Figura 4: Inserção do guia femoral para fixação transversa |
Figura 5: Perfuração da cortical lateral femoral com o conjunto trocater-cânula. | Figura 6: Inserção da cânula proximal. |
Para confirmar o bom posicionamento das cânulas, observa-se a saída de soro fisiológico pelas mesmas. Também, por visão artroscópica no túnel femoral. Visualiza-se o posicionamento correto dos furos transversos passando um fio de nitinal pelas cânulas laterais. O enxerto é inserido nos túneis e tracionado proximal e distalmente pelos fios de Ethibond (Figuras 7). Uma outra broca perfura o “plug” ósseo femoral através das cânulas.

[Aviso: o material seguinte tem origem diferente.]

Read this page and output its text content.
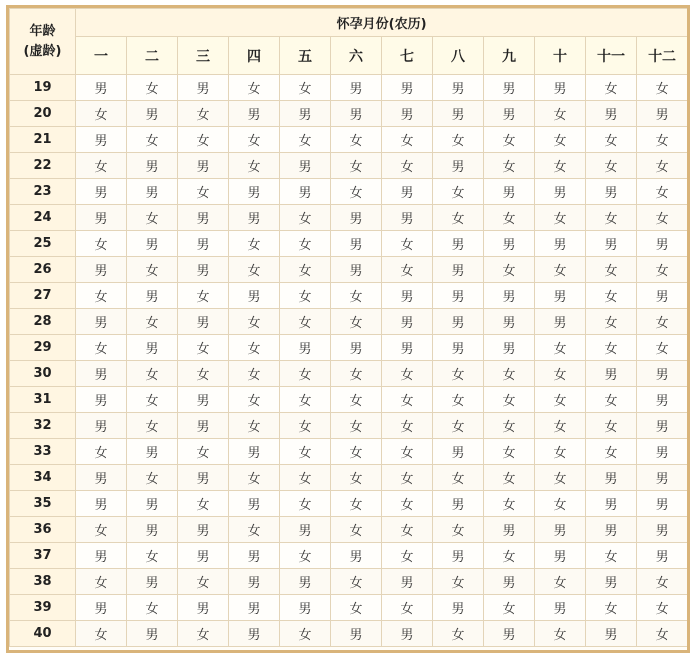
年龄
(虚龄)	怀孕月份(农历)											
	一	二	三	四	五	六	七	八	九	十	十一	十二
19	男	女	男	女	女	男	男	男	男	男	女	女
20	女	男	女	男	男	男	男	男	男	女	男	男
21	男	女	女	女	女	女	女	女	女	女	女	女
22	女	男	男	女	男	女	女	男	女	女	女	女
23	男	男	女	男	男	女	男	女	男	男	男	女
24	男	女	男	男	女	男	男	女	女	女	女	女
25	女	男	男	女	女	男	女	男	男	男	男	男
26	男	女	男	女	女	男	女	男	女	女	女	女
27	女	男	女	男	女	女	男	男	男	男	女	男
28	男	女	男	女	女	女	男	男	男	男	女	女
29	女	男	女	女	男	男	男	男	男	女	女	女
30	男	女	女	女	女	女	女	女	女	女	男	男
31	男	女	男	女	女	女	女	女	女	女	女	男
32	男	女	男	女	女	女	女	女	女	女	女	男
33	女	男	女	男	女	女	女	男	女	女	女	男
34	男	女	男	女	女	女	女	女	女	女	男	男
35	男	男	女	男	女	女	女	男	女	女	男	男
36	女	男	男	女	男	女	女	女	男	男	男	男
37	男	女	男	男	女	男	女	男	女	男	女	男
38	女	男	女	男	男	女	男	女	男	女	男	女
39	男	女	男	男	男	女	女	男	女	男	女	女
40	女	男	女	男	女	男	男	女	男	女	男	女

Figura 7: Tração do enxerto para dentro dos túneis. |
Os pinos transversos RIGID-FIX são inseridos com batidas de martelo (Figura 8). Traciona-se distalmente o enxerto e observa-se a estabilidade da fixação “plug” femoral. O “plug” tibial é tracionado e fixado com parafuso de interferência absorvível (Figura 9).
Testa-se o neo-ligamento com o “probe” e com manobras de flexo-extensão.

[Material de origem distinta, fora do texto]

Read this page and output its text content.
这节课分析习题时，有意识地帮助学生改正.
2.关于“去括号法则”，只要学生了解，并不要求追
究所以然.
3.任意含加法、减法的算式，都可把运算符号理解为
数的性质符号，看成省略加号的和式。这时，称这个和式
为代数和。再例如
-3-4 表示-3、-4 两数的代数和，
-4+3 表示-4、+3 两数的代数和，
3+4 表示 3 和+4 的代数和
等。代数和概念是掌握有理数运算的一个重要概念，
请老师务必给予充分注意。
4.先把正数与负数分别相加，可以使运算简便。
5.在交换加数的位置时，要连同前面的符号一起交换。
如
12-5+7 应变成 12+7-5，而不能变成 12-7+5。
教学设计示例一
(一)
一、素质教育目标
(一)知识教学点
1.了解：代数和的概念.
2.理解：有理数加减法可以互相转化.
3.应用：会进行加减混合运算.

O garrote é liberado após a sutura do tendão e inserção de um dreno de sucção de 3,2mm. Faz-se o curativo e o enfaixamento inguino-maleolar, e o membro é mantido com um imobilizador fixo de joelho.
Figura 8: Inserção dos pinos de fixação transversa pelas cânulas. | Figura 9: Fixação do plug tibial com parafuso absorvível. |
Conduta Pós Operatória
Exercícios isométricos e de amplitude de movimento (0 a 90º) são estimulados no primeiro pós-operatório. O dreno de sucção é retirado após 24 horas e o paciente recebe alta hospitalar com carga parcial com duas muletas.
Após dez dias são retirados os pontos de sutura de pele.
Após a terceira semana são estimulados fisioterapia motora para ganho de amplitude de movimento articular, fortalecimento muscular, e a carga total é liberada.
Complicações
As complçicações gerais mais frequentemente encontradas na literatura para reconstrução do LCA com tendão patelar são: artrofibrose, fratura da cortical posterior, síndrome de “cyclops”, restrição de movimentos, infecção, dor no mecanismo anterior do joelho, fratura de patela e parestesia anterior do joelho pela lesão do ramo do nervo safeno.
As possíveis complicações desta técnica são: migração ou quebra dos pinos e inserção dos pinos excentricamente ao “plug” femoral.
Recomendações
- Realizar incisão levemente medial
- Na retirada do enxerto, o “plug” ósseo proximal deve ser ressecado em forma de losango, evitando assim uma fratura intra – articular da patela.
- Evitar perfurar a gordura de Hoffa
- Os túneis devem ser posicionados de forma isométrica
- Verificar a saída de soro fisiológico pelas cânulas para assegurar que estão adequadamente posicionadas.
- Evitar danificar os guias com excesso de força ou mal posicionamento dos trocateres.